Wednesday 14 March 2012

Eight still missing from Concordia

Italian police officers sail around the grounded cruise ship Costa Concordia off the Tuscan island of Giglio. Eight people are still missing after the disaster.

Rome - The bodies of a young French couple and three German tourists on board the shipwrecked Costa Concordia cruise ship have been formally identified, local authorities said in a statement on Tuesday.

Officials also identified the bodies of a five-year-old Italian girl, Dayana, and her father Williams Arlotti.

The corpses were recovered earlier and were among the 32 people believed to have died in the January 13 tragedy.

The families of the French couple, 25-year-old Michael Blemand and 23-year-old Mylene Litzler, have been in Italy for weeks awaiting news of their loved ones and visiting the scene of the disaster on Giglio Island.

In a last text message to their families sent the night of the disaster, Blemand and Litzler said they had put on their life jackets and were boarding a lifeboat.
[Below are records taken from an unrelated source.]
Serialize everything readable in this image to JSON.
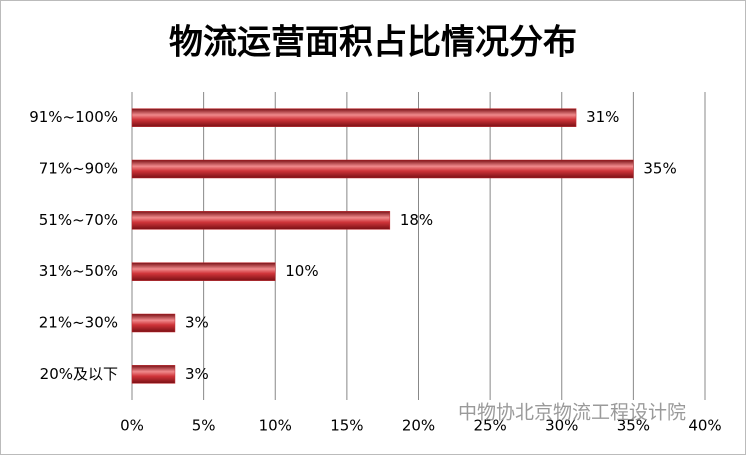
{
  "chart_data": {
    "type": "barh",
    "title": "物流运营面积占比情况分布",
    "categories": [
      "91%~100%",
      "71%~90%",
      "51%~70%",
      "31%~50%",
      "21%~30%",
      "20%及以下"
    ],
    "values": [
      31,
      35,
      18,
      10,
      3,
      3
    ],
    "value_labels": [
      "31%",
      "35%",
      "18%",
      "10%",
      "3%",
      "3%"
    ],
    "color": "#c0282e",
    "xlim": [
      0,
      40
    ],
    "xticks": [
      {
        "value": 0,
        "label": "0%"
      },
      {
        "value": 5,
        "label": "5%"
      },
      {
        "value": 10,
        "label": "10%"
      },
      {
        "value": 15,
        "label": "15%"
      },
      {
        "value": 20,
        "label": "20%"
      },
      {
        "value": 25,
        "label": "25%"
      },
      {
        "value": 30,
        "label": "30%"
      },
      {
        "value": 35,
        "label": "35%"
      },
      {
        "value": 40,
        "label": "40%"
      }
    ],
    "grid": true,
    "annotation": "中物协北京物流工程设计院"
  }
}
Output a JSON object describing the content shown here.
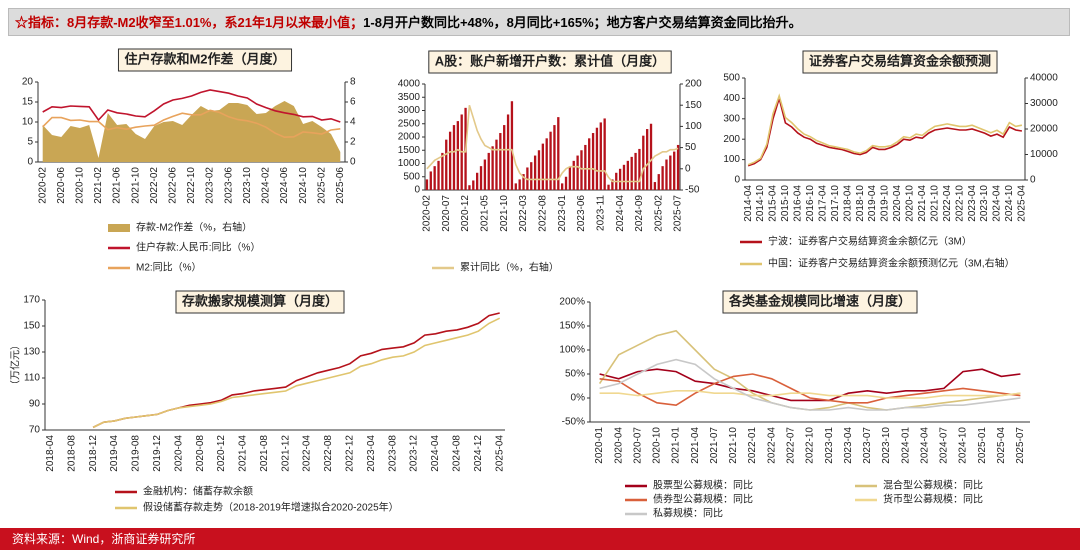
{
  "header": {
    "highlight": "☆指标：8月存款-M2收窄至1.01%，系21年1月以来最小值；",
    "rest": "1-8月开户数同比+48%，8月同比+165%；地方客户交易结算资金同比抬升。"
  },
  "footer": "资料来源：Wind，浙商证券研究所",
  "chart_data": [
    {
      "type": "combo",
      "title": "住户存款和M2作差（月度）",
      "categories": [
        "2020-02",
        null,
        "2020-06",
        null,
        "2020-10",
        null,
        "2021-02",
        null,
        "2021-06",
        null,
        "2021-10",
        null,
        "2022-02",
        null,
        "2022-06",
        null,
        "2022-10",
        null,
        "2023-02",
        null,
        "2023-06",
        null,
        "2023-10",
        null,
        "2024-02",
        null,
        "2024-06",
        null,
        "2024-10",
        null,
        "2025-02",
        null,
        "2025-06"
      ],
      "ylim": [
        0,
        20
      ],
      "yticks": [
        0,
        5,
        10,
        15,
        20
      ],
      "y2lim": [
        0,
        8
      ],
      "y2ticks": [
        0,
        2,
        4,
        6,
        8
      ],
      "series": [
        {
          "name": "存款-M2作差（%，右轴）",
          "type": "area",
          "axis": "y2",
          "color": "#c9a654",
          "values": [
            3.7,
            2.7,
            2.5,
            3.6,
            3.4,
            3.7,
            0.4,
            4.9,
            3.7,
            3.8,
            2.8,
            2.3,
            3.6,
            4,
            4.1,
            3.7,
            4.7,
            5.6,
            5.1,
            5.2,
            5.9,
            5.9,
            5.7,
            4.8,
            4.9,
            5.6,
            6.1,
            5.6,
            3.8,
            4.1,
            3.5,
            2.8,
            1.0
          ]
        },
        {
          "name": "住户存款:人民币:同比（%）",
          "type": "line",
          "color": "#c0142d",
          "values": [
            12.5,
            13.8,
            13.6,
            14,
            13.9,
            13.8,
            10.5,
            13,
            12.3,
            12,
            11.5,
            11.3,
            12.8,
            14.5,
            15.5,
            15.9,
            16.5,
            17.4,
            18,
            17.6,
            17.2,
            16.5,
            16,
            14.5,
            13.6,
            12.8,
            12.3,
            11.9,
            11.3,
            11.4,
            10.5,
            10.8,
            10
          ]
        },
        {
          "name": "M2:同比（%）",
          "type": "line",
          "color": "#e8a35c",
          "values": [
            8.8,
            11.1,
            11.1,
            10.4,
            10.5,
            10.1,
            10.1,
            8.1,
            8.6,
            8.2,
            8.7,
            9,
            9.2,
            10.5,
            11.4,
            12.2,
            11.8,
            11.8,
            12.9,
            12.4,
            11.3,
            10.6,
            10.3,
            9.7,
            8.7,
            7.2,
            6.2,
            6.3,
            7.5,
            7.3,
            7,
            8,
            8.3
          ]
        }
      ]
    },
    {
      "type": "combo",
      "title": "A股：账户新增开户数：累计值（月度）",
      "categories": [
        "2020-02",
        null,
        null,
        null,
        null,
        "2020-07",
        null,
        null,
        null,
        null,
        "2020-12",
        null,
        null,
        null,
        null,
        "2021-05",
        null,
        null,
        null,
        null,
        "2021-10",
        null,
        null,
        null,
        null,
        "2022-03",
        null,
        null,
        null,
        null,
        "2022-08",
        null,
        null,
        null,
        null,
        "2023-01",
        null,
        null,
        null,
        null,
        "2023-06",
        null,
        null,
        null,
        null,
        "2023-11",
        null,
        null,
        null,
        null,
        "2024-04",
        null,
        null,
        null,
        null,
        "2024-09",
        null,
        null,
        null,
        null,
        "2025-02",
        null,
        null,
        null,
        null,
        "2025-07"
      ],
      "ylim": [
        0,
        4000
      ],
      "yticks": [
        0,
        500,
        1000,
        1500,
        2000,
        2500,
        3000,
        3500,
        4000
      ],
      "y2lim": [
        -50,
        200
      ],
      "y2ticks": [
        -50,
        0,
        50,
        100,
        150,
        200
      ],
      "series": [
        {
          "name": "A股：账户新增开户数：累计值（月，户）",
          "type": "bar",
          "color": "#b5121b",
          "values": [
            400,
            700,
            900,
            1100,
            1400,
            1900,
            2200,
            2450,
            2600,
            2850,
            3100,
            180,
            360,
            650,
            900,
            1150,
            1400,
            1650,
            1900,
            2150,
            2450,
            2850,
            3350,
            250,
            400,
            600,
            850,
            1050,
            1300,
            1500,
            1750,
            1950,
            2200,
            2450,
            2750,
            250,
            500,
            850,
            1100,
            1300,
            1500,
            1700,
            1950,
            2150,
            2350,
            2550,
            2700,
            200,
            400,
            650,
            800,
            950,
            1100,
            1250,
            1400,
            1550,
            2050,
            2300,
            2500,
            300,
            600,
            900,
            1150,
            1300,
            1450,
            1700
          ]
        },
        {
          "name": "累计同比（%，右轴）",
          "type": "line",
          "axis": "y2",
          "color": "#e3c98a",
          "values": [
            0,
            10,
            20,
            25,
            30,
            35,
            40,
            40,
            45,
            40,
            40,
            150,
            120,
            90,
            70,
            55,
            50,
            45,
            45,
            45,
            45,
            45,
            45,
            10,
            -10,
            -20,
            -25,
            -25,
            -25,
            -25,
            -25,
            -25,
            -25,
            -25,
            -25,
            -10,
            0,
            5,
            5,
            5,
            0,
            0,
            0,
            0,
            -5,
            -5,
            -5,
            -20,
            -30,
            -30,
            -30,
            -30,
            -30,
            -30,
            -30,
            -30,
            0,
            10,
            20,
            30,
            35,
            40,
            40,
            45,
            45,
            48
          ]
        }
      ]
    },
    {
      "type": "combo",
      "title": "证券客户交易结算资金余额预测",
      "categories": [
        "2014-04",
        null,
        "2014-10",
        null,
        "2015-04",
        null,
        "2015-10",
        null,
        "2016-04",
        null,
        "2016-10",
        null,
        "2017-04",
        null,
        "2017-10",
        null,
        "2018-04",
        null,
        "2018-10",
        null,
        "2019-04",
        null,
        "2019-10",
        null,
        "2020-04",
        null,
        "2020-10",
        null,
        "2021-04",
        null,
        "2021-10",
        null,
        "2022-04",
        null,
        "2022-10",
        null,
        "2023-04",
        null,
        "2023-10",
        null,
        "2024-04",
        null,
        "2024-10",
        null,
        "2025-04"
      ],
      "ylim": [
        0,
        500
      ],
      "yticks": [
        0,
        100,
        200,
        300,
        400,
        500
      ],
      "y2lim": [
        0,
        40000
      ],
      "y2ticks": [
        0,
        10000,
        20000,
        30000,
        40000
      ],
      "series": [
        {
          "name": "宁波：证券客户交易结算资金余额亿元（3M）",
          "type": "line",
          "color": "#b5121b",
          "values": [
            70,
            80,
            100,
            160,
            300,
            400,
            280,
            260,
            230,
            210,
            200,
            180,
            170,
            160,
            155,
            150,
            140,
            130,
            125,
            135,
            160,
            150,
            150,
            160,
            175,
            200,
            195,
            210,
            205,
            230,
            245,
            250,
            255,
            250,
            245,
            245,
            250,
            240,
            230,
            215,
            225,
            210,
            260,
            245,
            240
          ]
        },
        {
          "name": "中国：证券客户交易结算资金余额预测亿元（3M,右轴）",
          "type": "line",
          "axis": "y2",
          "color": "#e0c56e",
          "values": [
            6000,
            7000,
            8500,
            14000,
            26000,
            33000,
            24500,
            22500,
            20000,
            18000,
            17000,
            15500,
            14500,
            13500,
            13000,
            12500,
            12000,
            11000,
            10500,
            11500,
            13500,
            13000,
            13000,
            13500,
            15000,
            17000,
            16500,
            18000,
            17500,
            19500,
            21000,
            21500,
            22000,
            21500,
            21000,
            21000,
            21500,
            20500,
            19500,
            18500,
            19500,
            18000,
            22500,
            21000,
            21500
          ]
        }
      ]
    },
    {
      "type": "line",
      "title": "存款搬家规模测算（月度）",
      "ylabel": "（万亿元）",
      "categories": [
        "2018-04",
        null,
        "2018-08",
        null,
        "2018-12",
        null,
        "2019-04",
        null,
        "2019-08",
        null,
        "2019-12",
        null,
        "2020-04",
        null,
        "2020-08",
        null,
        "2020-12",
        null,
        "2021-04",
        null,
        "2021-08",
        null,
        "2021-12",
        null,
        "2022-04",
        null,
        "2022-08",
        null,
        "2022-12",
        null,
        "2023-04",
        null,
        "2023-08",
        null,
        "2023-12",
        null,
        "2024-04",
        null,
        "2024-08",
        null,
        "2024-12",
        null,
        "2025-04"
      ],
      "ylim": [
        70,
        170
      ],
      "yticks": [
        70,
        90,
        110,
        130,
        150,
        170
      ],
      "series": [
        {
          "name": "金融机构：储蓄存款余额",
          "type": "line",
          "color": "#b5121b",
          "values": [
            null,
            null,
            null,
            null,
            72,
            76,
            77,
            79,
            80,
            81,
            82,
            85,
            87,
            89,
            90,
            91,
            93,
            97,
            98,
            100,
            101,
            102,
            103,
            108,
            111,
            114,
            116,
            118,
            121,
            127,
            129,
            132,
            133,
            134,
            137,
            143,
            144,
            146,
            147,
            149,
            152,
            158,
            160
          ]
        },
        {
          "name": "假设储蓄存款走势（2018-2019年增速拟合2020-2025年）",
          "type": "line",
          "color": "#e0c56e",
          "values": [
            null,
            null,
            null,
            null,
            72,
            76,
            77,
            79,
            80,
            81,
            82,
            85,
            87,
            88,
            89,
            90,
            92,
            95,
            96,
            97,
            98,
            99,
            100,
            104,
            106,
            108,
            110,
            112,
            114,
            119,
            121,
            124,
            126,
            127,
            130,
            135,
            137,
            139,
            141,
            143,
            146,
            152,
            156
          ]
        }
      ]
    },
    {
      "type": "line",
      "title": "各类基金规模同比增速（月度）",
      "categories": [
        "2020-01",
        "2020-04",
        "2020-07",
        "2020-10",
        "2021-01",
        "2021-04",
        "2021-07",
        "2021-10",
        "2022-01",
        "2022-04",
        "2022-07",
        "2022-10",
        "2023-01",
        "2023-04",
        "2023-07",
        "2023-10",
        "2024-01",
        "2024-04",
        "2024-07",
        "2024-10",
        "2025-01",
        "2025-04",
        "2025-07"
      ],
      "ylim": [
        -50,
        200
      ],
      "yticks": [
        {
          "value": -50,
          "label": "-50%"
        },
        {
          "value": 0,
          "label": "0%"
        },
        {
          "value": 50,
          "label": "50%"
        },
        {
          "value": 100,
          "label": "100%"
        },
        {
          "value": 150,
          "label": "150%"
        },
        {
          "value": 200,
          "label": "200%"
        }
      ],
      "series": [
        {
          "name": "股票型公募规模：同比",
          "type": "line",
          "color": "#a3001a",
          "values": [
            50,
            40,
            55,
            60,
            55,
            35,
            30,
            20,
            15,
            5,
            -5,
            -5,
            -5,
            10,
            15,
            10,
            15,
            15,
            20,
            55,
            60,
            45,
            50
          ]
        },
        {
          "name": "混合型公募规模：同比",
          "type": "line",
          "color": "#d8c27a",
          "values": [
            30,
            90,
            110,
            130,
            140,
            100,
            60,
            40,
            10,
            -10,
            -20,
            -25,
            -20,
            -10,
            -20,
            -25,
            -20,
            -15,
            -10,
            -5,
            0,
            5,
            10
          ]
        },
        {
          "name": "债券型公募规模：同比",
          "type": "line",
          "color": "#d9603b",
          "values": [
            40,
            35,
            10,
            -10,
            -15,
            10,
            30,
            45,
            50,
            40,
            20,
            0,
            -5,
            -10,
            -10,
            0,
            5,
            10,
            15,
            20,
            15,
            10,
            5
          ]
        },
        {
          "name": "货币型公募规模：同比",
          "type": "line",
          "color": "#f0d890",
          "values": [
            10,
            10,
            5,
            10,
            15,
            15,
            10,
            10,
            5,
            5,
            10,
            10,
            5,
            5,
            5,
            0,
            0,
            0,
            5,
            5,
            5,
            5,
            10
          ]
        },
        {
          "name": "私募规模：同比",
          "type": "line",
          "color": "#c8c8c8",
          "values": [
            20,
            30,
            50,
            70,
            80,
            70,
            40,
            20,
            0,
            -10,
            -20,
            -25,
            -25,
            -20,
            -25,
            -25,
            -20,
            -20,
            -15,
            -15,
            -10,
            -5,
            0
          ]
        }
      ]
    }
  ]
}
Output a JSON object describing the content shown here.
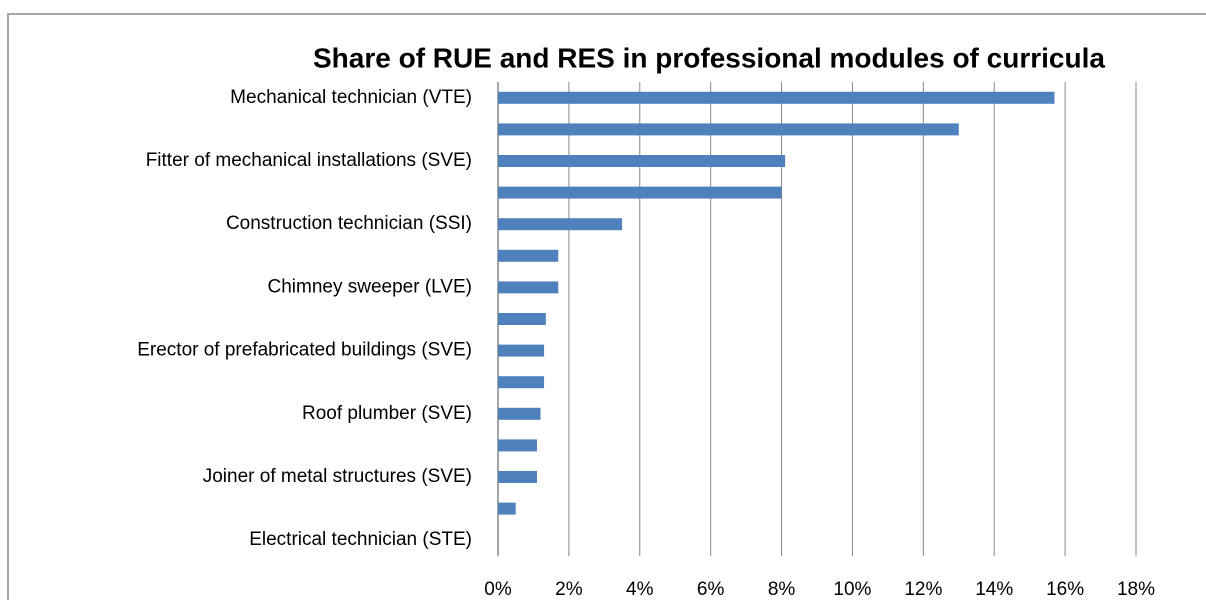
{
  "chart_data": {
    "type": "barh",
    "title": "Share of RUE and RES in professional modules of curricula",
    "categories": [
      "Mechanical technician (VTE)",
      null,
      "Fitter of mechanical installations (SVE)",
      null,
      "Construction technician (SSI)",
      null,
      "Chimney sweeper (LVE)",
      null,
      "Erector of prefabricated buildings (SVE)",
      null,
      "Roof plumber (SVE)",
      null,
      "Joiner of metal structures (SVE)",
      null,
      "Electrical technician (STE)"
    ],
    "values": [
      15.7,
      13.0,
      8.1,
      8.0,
      3.5,
      1.7,
      1.7,
      1.35,
      1.3,
      1.3,
      1.2,
      1.1,
      1.1,
      0.5,
      0
    ],
    "color": "#4f81bd",
    "xlim": [
      0,
      18
    ],
    "xticks": [
      {
        "value": 0,
        "label": "0%"
      },
      {
        "value": 2,
        "label": "2%"
      },
      {
        "value": 4,
        "label": "4%"
      },
      {
        "value": 6,
        "label": "6%"
      },
      {
        "value": 8,
        "label": "8%"
      },
      {
        "value": 10,
        "label": "10%"
      },
      {
        "value": 12,
        "label": "12%"
      },
      {
        "value": 14,
        "label": "14%"
      },
      {
        "value": 16,
        "label": "16%"
      },
      {
        "value": 18,
        "label": "18%"
      }
    ],
    "grid": true
  }
}
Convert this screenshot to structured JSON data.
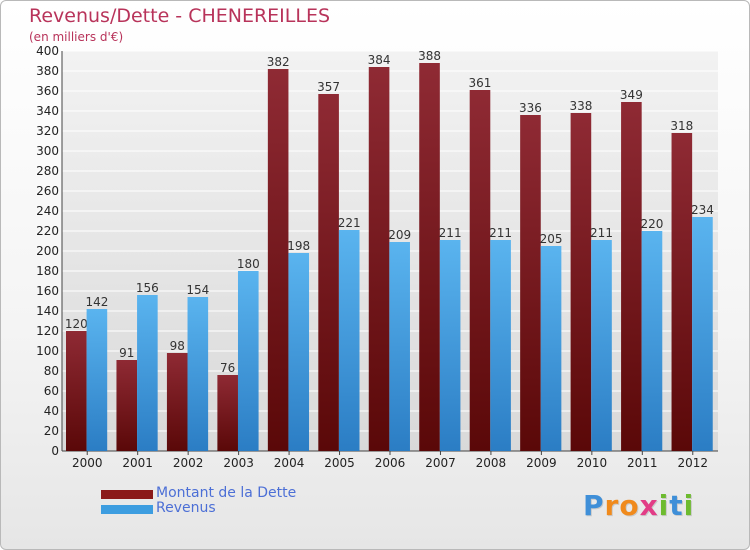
{
  "chart_data": {
    "type": "bar",
    "title": "Revenus/Dette - CHENEREILLES",
    "subtitle": "(en milliers d'€)",
    "categories": [
      "2000",
      "2001",
      "2002",
      "2003",
      "2004",
      "2005",
      "2006",
      "2007",
      "2008",
      "2009",
      "2010",
      "2011",
      "2012"
    ],
    "series": [
      {
        "name": "Montant de la Dette",
        "color": "#8b1a1a",
        "values": [
          120,
          91,
          98,
          76,
          382,
          357,
          384,
          388,
          361,
          336,
          338,
          349,
          318
        ]
      },
      {
        "name": "Revenus",
        "color": "#3d9de0",
        "values": [
          142,
          156,
          154,
          180,
          198,
          221,
          209,
          211,
          211,
          205,
          211,
          220,
          234
        ]
      }
    ],
    "ylim": [
      0,
      400
    ],
    "ytick_step": 20,
    "grid": true,
    "legend_position": "bottom-left"
  },
  "brand": {
    "logo_letters": [
      {
        "ch": "P",
        "color": "#3f8fd8"
      },
      {
        "ch": "r",
        "color": "#f08a1c"
      },
      {
        "ch": "o",
        "color": "#f08a1c"
      },
      {
        "ch": "x",
        "color": "#e23c86"
      },
      {
        "ch": "i",
        "color": "#6dbb2f"
      },
      {
        "ch": "t",
        "color": "#3f8fd8"
      },
      {
        "ch": "i",
        "color": "#6dbb2f"
      }
    ]
  }
}
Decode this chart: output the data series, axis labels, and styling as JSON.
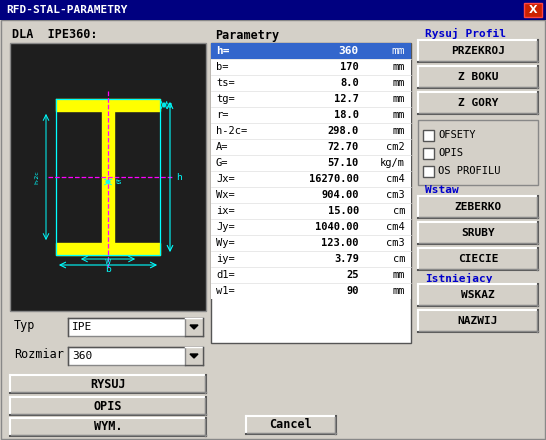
{
  "title": "RFD-STAL-PARAMETRY",
  "title_bar_color": "#000080",
  "title_bar_text_color": "#ffffff",
  "bg_color": "#d4d0c8",
  "dialog_label": "DLA  IPE360:",
  "params_label": "Parametry",
  "params_header_bg": "#3366cc",
  "params_header_text": "#ffffff",
  "params_data": [
    [
      "h=",
      "360",
      "mm"
    ],
    [
      "b=",
      "170",
      "mm"
    ],
    [
      "ts=",
      "8.0",
      "mm"
    ],
    [
      "tg=",
      "12.7",
      "mm"
    ],
    [
      "r=",
      "18.0",
      "mm"
    ],
    [
      "h-2c=",
      "298.0",
      "mm"
    ],
    [
      "A=",
      "72.70",
      "cm2"
    ],
    [
      "G=",
      "57.10",
      "kg/m"
    ],
    [
      "Jx=",
      "16270.00",
      "cm4"
    ],
    [
      "Wx=",
      "904.00",
      "cm3"
    ],
    [
      "ix=",
      "15.00",
      "cm"
    ],
    [
      "Jy=",
      "1040.00",
      "cm4"
    ],
    [
      "Wy=",
      "123.00",
      "cm3"
    ],
    [
      "iy=",
      "3.79",
      "cm"
    ],
    [
      "d1=",
      "25",
      "mm"
    ],
    [
      "w1=",
      "90",
      "mm"
    ]
  ],
  "right_section_label1": "Rysuj Profil",
  "right_buttons": [
    "PRZEKROJ",
    "Z BOKU",
    "Z GORY"
  ],
  "checkboxes": [
    "OFSETY",
    "OPIS",
    "OS PROFILU"
  ],
  "right_section_label2": "Wstaw",
  "insert_buttons": [
    "ZEBERKO",
    "SRUBY",
    "CIECIE"
  ],
  "right_section_label3": "Istniejacy",
  "existing_buttons": [
    "WSKAZ",
    "NAZWIJ"
  ],
  "left_bottom_buttons": [
    "RYSUJ",
    "OPIS",
    "WYM."
  ],
  "cancel_button": "Cancel",
  "typ_label": "Typ",
  "typ_value": "IPE",
  "rozmiar_label": "Rozmiar",
  "rozmiar_value": "360",
  "canvas_bg": "#1e1e1e",
  "x_button_color": "#cc0000",
  "cyan": "#00ffff",
  "yellow": "#ffff00",
  "magenta": "#ff00ff"
}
Their relatives have said they cannot understand what happened and have voiced frustration with the lengthy process of identifying the bodies.

The three German victims were identified as Elisabeth Bauer, Brunhild Werp and Margrit Schroeter, according to a statement from the prefecture in Grosseto, the town closest to Giglio, where an investigation is under way.

Eight people are still officially reported as missing, including three Germans, an American couple, two Italians and an Indian crew member.

The 24 identified so far are nine Germans, six French, five Italians, two Peruvians, one Hungarian and one Spaniard.

The Costa Concordia crashed into rocks off the island with 4 229 people on board from dozens of countries. It ran aground and keeled over, prompting a panicked evacuation in which dozens of people threw themselves into the sea.

Nine people are under investigation for manslaughter, including captain Francesco Schettino, who is also accused of abandoning ship before everyone on board could be evacuated.

Three of those being investigated are executives from the ship owner, Costa Crociere, Europe's biggest cruise operator.